Software & Data Management
Control and analysis are executed via a Windows-based HMI with deterministic real-time OS kernel, ensuring sub-millisecond timing fidelity across all synchronized axes. The software suite includes preconfigured test templates for MIL-STD-810H Method 514.8 (vibration), ISO 16750-4 (temperature cycling with vibration), and IEC 60068-2-64 (broadband random vibration). Raw acceleration, temperature, and humidity data are acquired at ≥10 kHz sampling rate and stored in IEEE-compliant .tdms format. Post-test analysis tools support FFT spectral decomposition, transmissibility mapping, PSD integration, and pass/fail threshold overlay against reference spectra. Export options include CSV, MATLAB .mat, and PDF reports with embedded metadata (operator ID, calibration date, environmental setpoints, anomaly flags). Remote access and multi-user role management (admin/operator/viewer) are supported via TLS-encrypted Ethernet interface.
Applications
- Transportation simulation: Replicating road, rail, and air cargo vibration spectra while subjecting packages to thermal shock during transit
- Electronic reliability screening: Identifying solder joint fatigue, connector fretting, and MEMS resonance-induced drift under combined thermal-vibrational stress
- Material interface validation: Assessing adhesive bond durability, gasket compression recovery, and thermal interface material (TIM) performance under cyclic loading
- Package integrity testing: Evaluating seal integrity, cushioning effectiveness, and structural deformation of shipping containers exposed to humidity-swelling and resonant vibration
- Design verification: Correlating finite element models with physical response at critical frequencies identified via modal analysis and shaker excitation
- Process qualification: Validating reflow soldering profiles, conformal coating adhesion, and potting compound cure stability under dynamic thermal-hygric loads
FAQ
What standards does this system support for combined environment testing?

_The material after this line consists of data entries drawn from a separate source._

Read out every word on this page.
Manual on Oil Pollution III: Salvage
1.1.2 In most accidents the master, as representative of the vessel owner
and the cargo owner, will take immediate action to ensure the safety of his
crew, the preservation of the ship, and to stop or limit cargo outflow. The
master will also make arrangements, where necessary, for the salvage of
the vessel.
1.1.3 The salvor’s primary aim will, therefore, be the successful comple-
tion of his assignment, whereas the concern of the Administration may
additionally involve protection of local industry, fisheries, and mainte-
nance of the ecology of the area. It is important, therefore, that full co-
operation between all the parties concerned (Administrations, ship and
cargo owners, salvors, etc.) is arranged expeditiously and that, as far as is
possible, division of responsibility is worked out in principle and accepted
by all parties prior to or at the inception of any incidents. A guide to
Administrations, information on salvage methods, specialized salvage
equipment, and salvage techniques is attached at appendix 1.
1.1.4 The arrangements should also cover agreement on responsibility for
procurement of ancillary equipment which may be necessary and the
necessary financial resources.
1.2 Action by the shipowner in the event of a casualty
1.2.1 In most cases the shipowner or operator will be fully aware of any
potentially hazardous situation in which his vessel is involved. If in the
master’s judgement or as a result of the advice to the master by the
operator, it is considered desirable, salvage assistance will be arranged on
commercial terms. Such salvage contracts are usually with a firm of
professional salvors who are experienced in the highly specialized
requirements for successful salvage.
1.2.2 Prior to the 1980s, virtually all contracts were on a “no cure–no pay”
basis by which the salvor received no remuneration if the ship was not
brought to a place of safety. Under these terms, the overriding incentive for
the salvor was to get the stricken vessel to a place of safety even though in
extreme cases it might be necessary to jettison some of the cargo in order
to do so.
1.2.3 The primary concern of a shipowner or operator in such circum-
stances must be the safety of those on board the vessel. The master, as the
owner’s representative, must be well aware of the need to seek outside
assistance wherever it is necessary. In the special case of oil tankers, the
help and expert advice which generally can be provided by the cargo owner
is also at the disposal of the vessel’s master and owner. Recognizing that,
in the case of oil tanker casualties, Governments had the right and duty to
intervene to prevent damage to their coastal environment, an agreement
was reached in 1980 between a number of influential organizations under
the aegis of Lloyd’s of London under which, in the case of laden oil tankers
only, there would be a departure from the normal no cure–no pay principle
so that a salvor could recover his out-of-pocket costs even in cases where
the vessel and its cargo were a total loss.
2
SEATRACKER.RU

It natively implements test profiles defined in IEC 60068-2-6 (sinusoidal vibration), IEC 60068-2-30 (damp heat cyclic), and MIL-STD-810H Method 514.8 (vibration), with configurable coupling logic for concurrent execution.
Can the system perform random vibration while maintaining temperature and humidity setpoints?

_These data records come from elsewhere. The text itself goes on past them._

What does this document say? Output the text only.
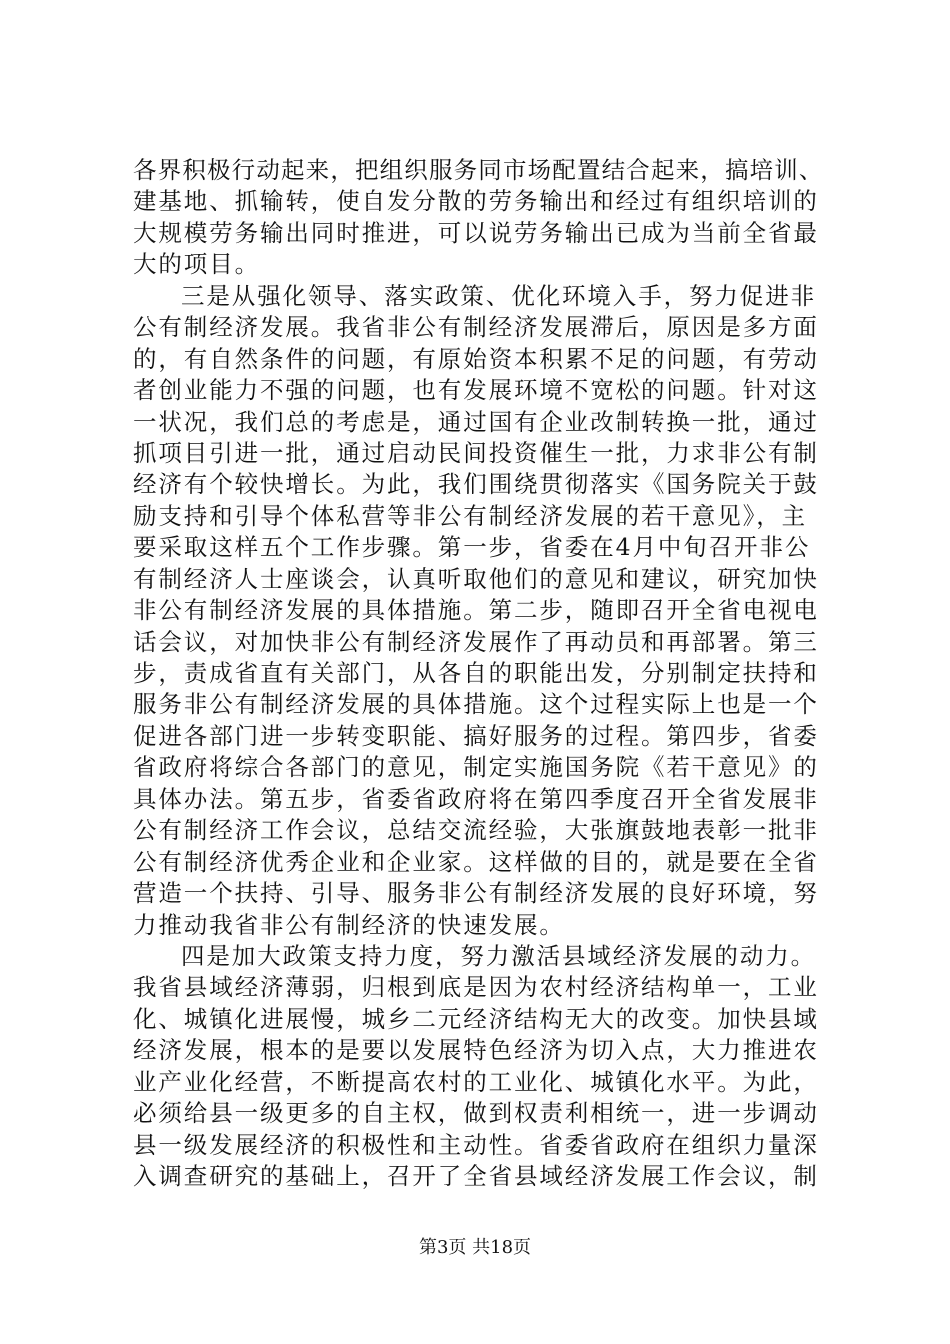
各界积极行动起来，把组织服务同市场配置结合起来，搞培训、
建基地、抓输转，使自发分散的劳务输出和经过有组织培训的
大规模劳务输出同时推进，可以说劳务输出已成为当前全省最
大的项目。
三是从强化领导、落实政策、优化环境入手，努力促进非
公有制经济发展。我省非公有制经济发展滞后，原因是多方面
的，有自然条件的问题，有原始资本积累不足的问题，有劳动
者创业能力不强的问题，也有发展环境不宽松的问题。针对这
一状况，我们总的考虑是，通过国有企业改制转换一批，通过
抓项目引进一批，通过启动民间投资催生一批，力求非公有制
经济有个较快增长。为此，我们围绕贯彻落实《国务院关于鼓
励支持和引导个体私营等非公有制经济发展的若干意见》，主
要采取这样五个工作步骤。第一步，省委在4月中旬召开非公
有制经济人士座谈会，认真听取他们的意见和建议，研究加快
非公有制经济发展的具体措施。第二步，随即召开全省电视电
话会议，对加快非公有制经济发展作了再动员和再部署。第三
步，责成省直有关部门，从各自的职能出发，分别制定扶持和
服务非公有制经济发展的具体措施。这个过程实际上也是一个
促进各部门进一步转变职能、搞好服务的过程。第四步，省委
省政府将综合各部门的意见，制定实施国务院《若干意见》的
具体办法。第五步，省委省政府将在第四季度召开全省发展非
公有制经济工作会议，总结交流经验，大张旗鼓地表彰一批非
公有制经济优秀企业和企业家。这样做的目的，就是要在全省
营造一个扶持、引导、服务非公有制经济发展的良好环境，努
力推动我省非公有制经济的快速发展。
四是加大政策支持力度，努力激活县域经济发展的动力。
我省县域经济薄弱，归根到底是因为农村经济结构单一，工业
化、城镇化进展慢，城乡二元经济结构无大的改变。加快县域
经济发展，根本的是要以发展特色经济为切入点，大力推进农
业产业化经营，不断提高农村的工业化、城镇化水平。为此，
必须给县一级更多的自主权，做到权责利相统一，进一步调动
县一级发展经济的积极性和主动性。省委省政府在组织力量深
入调查研究的基础上，召开了全省县域经济发展工作会议，制
第3页 共18页
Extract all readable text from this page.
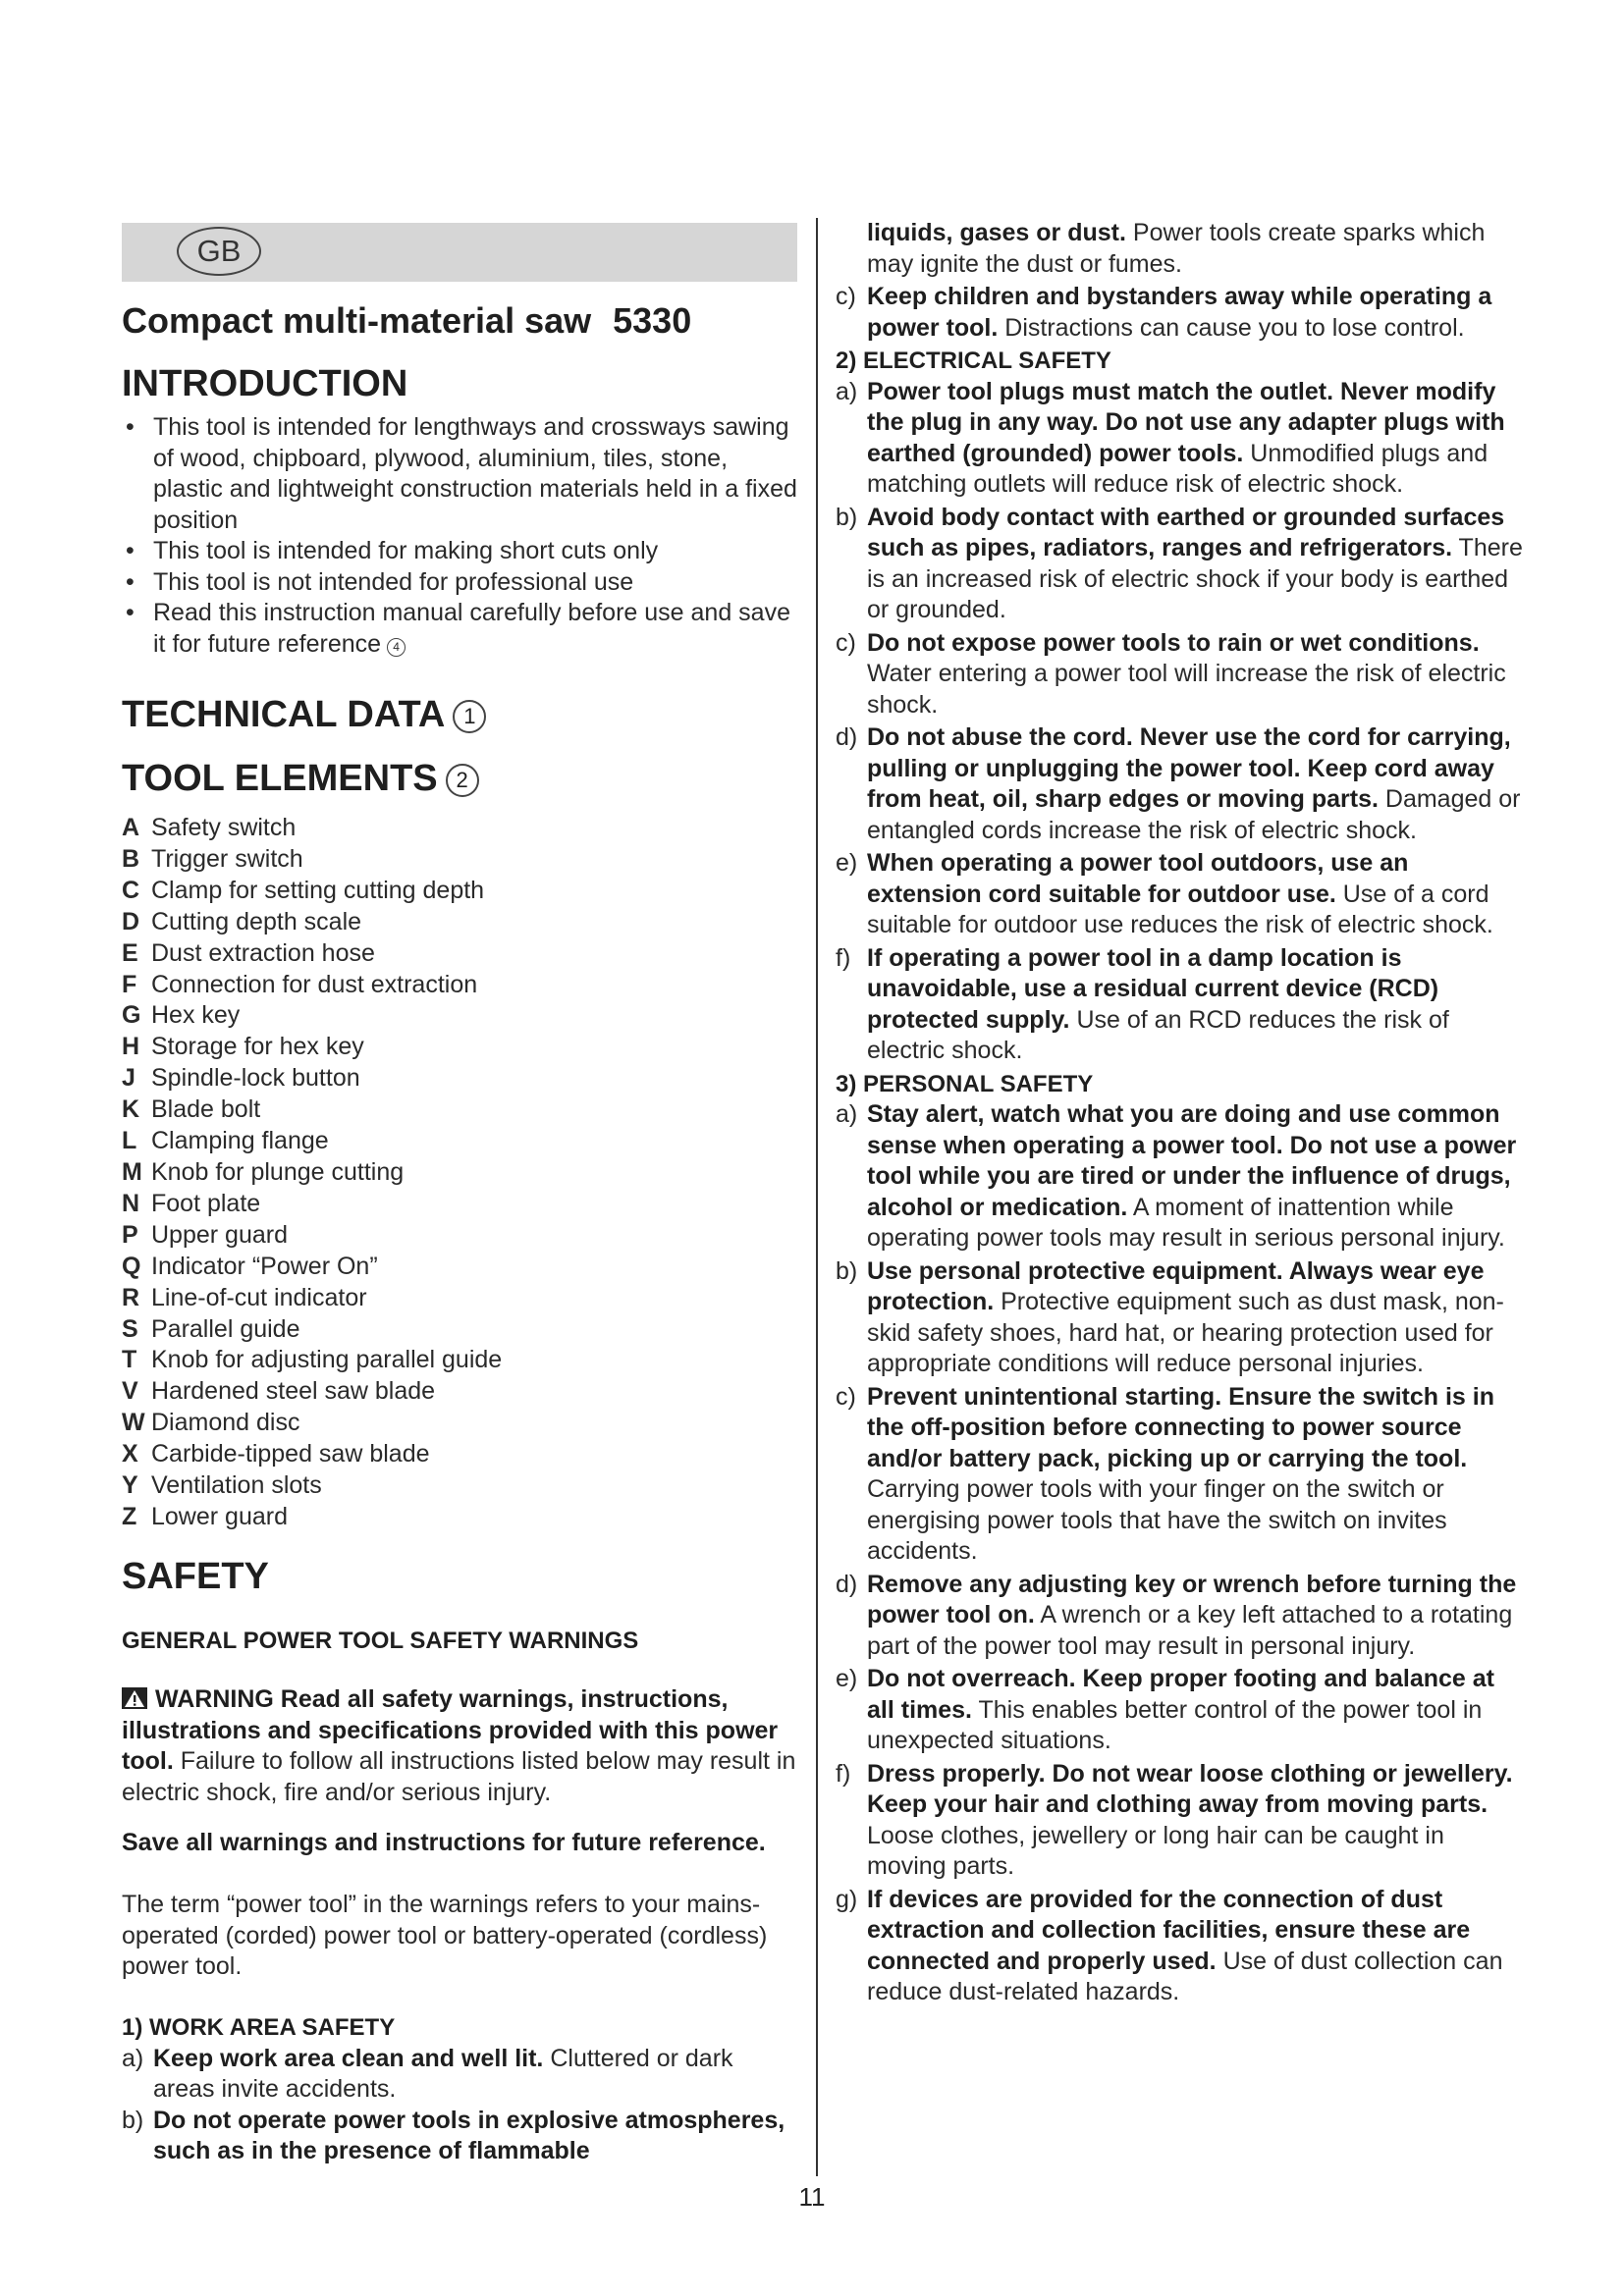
GB
Compact multi-material saw 5330
INTRODUCTION
• This tool is intended for lengthways and crossways sawing of wood, chipboard, plywood, aluminium, tiles, stone, plastic and lightweight construction materials held in a fixed position
• This tool is intended for making short cuts only
• This tool is not intended for professional use
• Read this instruction manual carefully before use and save it for future reference 4
TECHNICAL DATA 1
TOOL ELEMENTS 2
A Safety switch
B Trigger switch
C Clamp for setting cutting depth
D Cutting depth scale
E Dust extraction hose
F Connection for dust extraction
G Hex key
H Storage for hex key
J Spindle-lock button
K Blade bolt
L Clamping flange
M Knob for plunge cutting
N Foot plate
P Upper guard
Q Indicator “Power On”
R Line-of-cut indicator
S Parallel guide
T Knob for adjusting parallel guide
V Hardened steel saw blade
W Diamond disc
X Carbide-tipped saw blade
Y Ventilation slots
Z Lower guard
SAFETY
GENERAL POWER TOOL SAFETY WARNINGS
WARNING Read all safety warnings, instructions, illustrations and specifications provided with this power tool. Failure to follow all instructions listed below may result in electric shock, fire and/or serious injury.
Save all warnings and instructions for future reference.
The term “power tool” in the warnings refers to your mains-operated (corded) power tool or battery-operated (cordless) power tool.
1) WORK AREA SAFETY
a) Keep work area clean and well lit. Cluttered or dark areas invite accidents.
b) Do not operate power tools in explosive atmospheres, such as in the presence of flammable
liquids, gases or dust. Power tools create sparks which may ignite the dust or fumes.
c) Keep children and bystanders away while operating a power tool. Distractions can cause you to lose control.
2) ELECTRICAL SAFETY
a) Power tool plugs must match the outlet. Never modify the plug in any way. Do not use any adapter plugs with earthed (grounded) power tools. Unmodified plugs and matching outlets will reduce risk of electric shock.
b) Avoid body contact with earthed or grounded surfaces such as pipes, radiators, ranges and refrigerators. There is an increased risk of electric shock if your body is earthed or grounded.
c) Do not expose power tools to rain or wet conditions. Water entering a power tool will increase the risk of electric shock.
d) Do not abuse the cord. Never use the cord for carrying, pulling or unplugging the power tool. Keep cord away from heat, oil, sharp edges or moving parts. Damaged or entangled cords increase the risk of electric shock.
e) When operating a power tool outdoors, use an extension cord suitable for outdoor use. Use of a cord suitable for outdoor use reduces the risk of electric shock.
f) If operating a power tool in a damp location is unavoidable, use a residual current device (RCD) protected supply. Use of an RCD reduces the risk of electric shock.
3) PERSONAL SAFETY
a) Stay alert, watch what you are doing and use common sense when operating a power tool. Do not use a power tool while you are tired or under the influence of drugs, alcohol or medication. A moment of inattention while operating power tools may result in serious personal injury.
b) Use personal protective equipment. Always wear eye protection. Protective equipment such as dust mask, non-skid safety shoes, hard hat, or hearing protection used for appropriate conditions will reduce personal injuries.
c) Prevent unintentional starting. Ensure the switch is in the off-position before connecting to power source and/or battery pack, picking up or carrying the tool. Carrying power tools with your finger on the switch or energising power tools that have the switch on invites accidents.
d) Remove any adjusting key or wrench before turning the power tool on. A wrench or a key left attached to a rotating part of the power tool may result in personal injury.
e) Do not overreach. Keep proper footing and balance at all times. This enables better control of the power tool in unexpected situations.
f) Dress properly. Do not wear loose clothing or jewellery. Keep your hair and clothing away from moving parts. Loose clothes, jewellery or long hair can be caught in moving parts.
g) If devices are provided for the connection of dust extraction and collection facilities, ensure these are connected and properly used. Use of dust collection can reduce dust-related hazards.
11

Yes—random vibration capability is available as an optional upgrade with dedicated power spectral density (PSD) controller and broadband shaker amplification, fully synchronized with climate regulation.
Is remote operation and data export compliant with FDA 21 CFR Part 11?
The software includes electronic signature workflows, audit trail generation, and encrypted database storage—fully configurable to meet Part 11 requirements for regulated industries.
What maintenance intervals are recommended for the shaker and climate subsystems?
Shaker armature alignment and suspension inspection every 500 operating hours; refrigerant charge and humidity sensor calibration annually; full system metrology verification every 12 months per ISO/IEC 17025 guidelines.
How is specimen temperature uniformity ensured during active vibration?
Chamber airflow is dynamically modulated using variable-frequency fans and baffle-controlled laminar flow paths—validated to maintain ±2°C uniformity across the test volume at all vibration frequencies and amplitudes.